Deoxygenation: As temperatures rise, the surface of the ocean heats up and absorbs less oxygen. Warmer water, lighter than the underlying colder water, forms a barrier that reduces the amount of oxygen that sinks to the depths. That can create oxygen-deprived “dead zones” in which marine life cannot thrive. (Naturally variable weather patterns also cause deoxygenation.) Dead zones have been detected in the Indian Ocean, the eastern Pacific Ocean and the Atlantic Ocean. Computer modeling predicts widespread detection of deoxygenation between 2030 and 2040. The United Nations Intergovernmental Panel on Climate Change (IPCC) estimates that oxygen concentrations in the ocean will decrease by 3–6 percent this century.

Acidification: The ocean absorbs about half of the carbon dioxide emitted from the burning of fossil fuels.
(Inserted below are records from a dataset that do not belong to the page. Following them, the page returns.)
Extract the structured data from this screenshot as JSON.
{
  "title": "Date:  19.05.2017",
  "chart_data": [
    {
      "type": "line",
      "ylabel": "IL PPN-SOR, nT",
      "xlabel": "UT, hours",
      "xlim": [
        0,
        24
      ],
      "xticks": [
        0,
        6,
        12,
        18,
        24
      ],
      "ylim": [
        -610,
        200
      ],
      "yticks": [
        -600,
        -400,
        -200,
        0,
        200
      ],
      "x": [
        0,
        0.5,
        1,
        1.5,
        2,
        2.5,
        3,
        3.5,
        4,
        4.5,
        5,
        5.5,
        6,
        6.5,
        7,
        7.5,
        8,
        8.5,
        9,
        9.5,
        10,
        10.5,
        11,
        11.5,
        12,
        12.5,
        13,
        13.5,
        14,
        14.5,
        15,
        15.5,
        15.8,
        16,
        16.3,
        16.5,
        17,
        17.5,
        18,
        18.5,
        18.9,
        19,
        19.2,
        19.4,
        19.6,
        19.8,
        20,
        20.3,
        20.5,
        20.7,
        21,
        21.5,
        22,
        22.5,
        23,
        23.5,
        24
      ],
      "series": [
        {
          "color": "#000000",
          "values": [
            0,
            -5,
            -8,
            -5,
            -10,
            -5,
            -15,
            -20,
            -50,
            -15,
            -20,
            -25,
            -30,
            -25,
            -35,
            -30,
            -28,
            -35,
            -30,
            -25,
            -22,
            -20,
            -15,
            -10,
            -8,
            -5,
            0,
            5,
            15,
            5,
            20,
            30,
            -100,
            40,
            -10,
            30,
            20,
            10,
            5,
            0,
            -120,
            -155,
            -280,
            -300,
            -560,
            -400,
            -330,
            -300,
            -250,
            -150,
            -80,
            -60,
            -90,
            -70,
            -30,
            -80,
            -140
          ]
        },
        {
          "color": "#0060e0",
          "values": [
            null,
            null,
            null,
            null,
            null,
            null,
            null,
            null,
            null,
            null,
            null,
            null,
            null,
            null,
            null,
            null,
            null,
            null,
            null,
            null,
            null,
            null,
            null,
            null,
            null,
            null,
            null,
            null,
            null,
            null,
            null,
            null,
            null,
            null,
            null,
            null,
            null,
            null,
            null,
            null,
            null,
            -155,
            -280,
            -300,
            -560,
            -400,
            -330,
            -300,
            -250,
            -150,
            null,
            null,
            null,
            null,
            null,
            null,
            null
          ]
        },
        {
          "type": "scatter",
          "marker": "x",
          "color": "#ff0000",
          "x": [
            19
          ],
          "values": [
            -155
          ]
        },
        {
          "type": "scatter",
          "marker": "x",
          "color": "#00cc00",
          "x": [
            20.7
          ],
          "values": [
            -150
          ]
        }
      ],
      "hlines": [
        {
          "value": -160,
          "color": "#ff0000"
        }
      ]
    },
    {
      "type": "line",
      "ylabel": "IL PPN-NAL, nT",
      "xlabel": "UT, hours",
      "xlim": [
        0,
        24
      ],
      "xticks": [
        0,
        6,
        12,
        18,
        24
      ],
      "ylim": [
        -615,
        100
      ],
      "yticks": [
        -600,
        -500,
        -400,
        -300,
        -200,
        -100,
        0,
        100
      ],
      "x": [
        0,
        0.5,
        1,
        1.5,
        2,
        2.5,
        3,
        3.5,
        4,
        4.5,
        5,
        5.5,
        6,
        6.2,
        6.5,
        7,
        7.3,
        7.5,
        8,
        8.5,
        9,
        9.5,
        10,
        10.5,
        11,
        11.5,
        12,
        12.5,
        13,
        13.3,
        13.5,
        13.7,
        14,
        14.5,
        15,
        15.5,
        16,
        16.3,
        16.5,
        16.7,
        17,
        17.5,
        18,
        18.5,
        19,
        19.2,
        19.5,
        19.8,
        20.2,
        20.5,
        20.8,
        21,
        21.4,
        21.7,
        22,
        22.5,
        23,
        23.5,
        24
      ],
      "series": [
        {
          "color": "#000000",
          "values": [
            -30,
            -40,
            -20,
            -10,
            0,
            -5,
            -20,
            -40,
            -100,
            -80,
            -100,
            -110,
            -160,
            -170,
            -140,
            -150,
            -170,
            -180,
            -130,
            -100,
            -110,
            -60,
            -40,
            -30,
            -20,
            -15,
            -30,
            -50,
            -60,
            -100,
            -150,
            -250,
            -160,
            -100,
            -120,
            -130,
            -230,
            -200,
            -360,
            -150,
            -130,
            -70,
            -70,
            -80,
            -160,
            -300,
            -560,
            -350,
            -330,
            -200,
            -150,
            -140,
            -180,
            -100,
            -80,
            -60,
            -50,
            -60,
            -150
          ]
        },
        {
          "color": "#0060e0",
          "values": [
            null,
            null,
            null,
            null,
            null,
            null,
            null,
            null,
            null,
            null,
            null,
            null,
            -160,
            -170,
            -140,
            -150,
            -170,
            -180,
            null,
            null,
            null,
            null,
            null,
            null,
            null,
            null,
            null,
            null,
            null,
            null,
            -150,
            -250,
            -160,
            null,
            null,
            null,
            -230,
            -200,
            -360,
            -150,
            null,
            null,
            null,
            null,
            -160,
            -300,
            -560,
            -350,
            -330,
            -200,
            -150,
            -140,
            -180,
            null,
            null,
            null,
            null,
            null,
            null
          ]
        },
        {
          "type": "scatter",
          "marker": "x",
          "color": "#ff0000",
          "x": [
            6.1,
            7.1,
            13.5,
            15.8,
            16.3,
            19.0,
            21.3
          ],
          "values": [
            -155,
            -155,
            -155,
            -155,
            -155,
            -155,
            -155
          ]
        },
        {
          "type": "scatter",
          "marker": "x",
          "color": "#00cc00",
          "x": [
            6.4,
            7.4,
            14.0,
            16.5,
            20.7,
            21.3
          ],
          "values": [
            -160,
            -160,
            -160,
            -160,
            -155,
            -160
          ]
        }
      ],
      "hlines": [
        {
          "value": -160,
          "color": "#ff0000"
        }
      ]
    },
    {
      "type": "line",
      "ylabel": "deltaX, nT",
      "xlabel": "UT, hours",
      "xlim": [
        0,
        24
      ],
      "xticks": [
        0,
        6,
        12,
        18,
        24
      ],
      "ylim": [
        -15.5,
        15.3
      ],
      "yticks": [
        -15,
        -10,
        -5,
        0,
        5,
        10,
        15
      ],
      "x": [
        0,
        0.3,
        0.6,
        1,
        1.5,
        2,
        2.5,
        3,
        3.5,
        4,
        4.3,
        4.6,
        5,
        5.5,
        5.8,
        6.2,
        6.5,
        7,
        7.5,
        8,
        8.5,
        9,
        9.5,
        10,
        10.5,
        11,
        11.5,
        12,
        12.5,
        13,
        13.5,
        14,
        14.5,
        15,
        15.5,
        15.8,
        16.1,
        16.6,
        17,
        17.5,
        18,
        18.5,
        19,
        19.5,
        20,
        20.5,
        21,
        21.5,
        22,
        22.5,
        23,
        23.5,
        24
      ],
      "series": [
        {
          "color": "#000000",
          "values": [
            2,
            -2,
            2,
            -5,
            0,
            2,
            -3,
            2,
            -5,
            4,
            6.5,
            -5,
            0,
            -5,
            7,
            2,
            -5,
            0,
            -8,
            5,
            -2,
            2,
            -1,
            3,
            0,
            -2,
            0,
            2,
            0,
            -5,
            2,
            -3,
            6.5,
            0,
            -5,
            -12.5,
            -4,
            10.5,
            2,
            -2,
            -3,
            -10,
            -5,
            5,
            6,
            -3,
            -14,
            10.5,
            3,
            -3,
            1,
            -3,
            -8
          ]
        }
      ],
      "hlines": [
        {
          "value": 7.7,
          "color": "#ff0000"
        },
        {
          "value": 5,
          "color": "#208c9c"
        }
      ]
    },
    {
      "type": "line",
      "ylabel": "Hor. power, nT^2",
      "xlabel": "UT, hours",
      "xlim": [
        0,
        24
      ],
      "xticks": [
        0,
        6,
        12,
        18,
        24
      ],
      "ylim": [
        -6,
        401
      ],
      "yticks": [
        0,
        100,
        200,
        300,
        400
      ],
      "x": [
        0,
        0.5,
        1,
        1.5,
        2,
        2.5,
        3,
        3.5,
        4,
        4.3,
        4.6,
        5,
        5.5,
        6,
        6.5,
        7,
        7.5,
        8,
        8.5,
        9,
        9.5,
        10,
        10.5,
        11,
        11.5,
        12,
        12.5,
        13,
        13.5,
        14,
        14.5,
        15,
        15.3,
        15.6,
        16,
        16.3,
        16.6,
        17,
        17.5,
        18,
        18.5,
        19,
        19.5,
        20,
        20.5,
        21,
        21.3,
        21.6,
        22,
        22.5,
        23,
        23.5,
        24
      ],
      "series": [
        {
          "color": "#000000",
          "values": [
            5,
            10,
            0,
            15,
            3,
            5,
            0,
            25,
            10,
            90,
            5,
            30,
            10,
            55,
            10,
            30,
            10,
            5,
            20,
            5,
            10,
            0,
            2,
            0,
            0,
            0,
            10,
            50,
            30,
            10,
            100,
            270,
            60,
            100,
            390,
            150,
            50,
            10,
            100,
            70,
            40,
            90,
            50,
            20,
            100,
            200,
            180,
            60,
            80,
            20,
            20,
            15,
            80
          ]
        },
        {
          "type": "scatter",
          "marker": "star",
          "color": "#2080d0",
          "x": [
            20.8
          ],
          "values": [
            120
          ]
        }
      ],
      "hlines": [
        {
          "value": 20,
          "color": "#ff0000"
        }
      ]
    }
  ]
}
Carbon dioxide combines with water to form carbonic acid and as the pH of the ocean drops, it becomes more difficult for corals, sea urchins, mussels and other marine organisms to build calcium shells crucial to their survival. Acidification also harms some species of tiny plankton that form the basis of the ocean food chain.

Damaged coral at the Great Barrier Reef. (Greg Torda)

Rising Seas: As the ocean warms and expands and glaciers and ice sheets melt, sea levels have risen an average of 3in (8cm) since 1992, and continue to rise 0.125in (3.2mm) annually. The IPCC estimates that sea levels will rise 1–3ft (0.3–0.9m) by 2100, a scenario rapidly being outstripped by accelerating glacier melt. For example, a worst-case scenario for the U.S. released by the National Oceanic and Atmospheric Administration in January 2017 predicted a 10–12ft (3–3.7m) rise. Even by conservative estimates, sea level rise would flood major coastal cities, trigger a wave of climate refugees and cause trillions of dollars in property damage.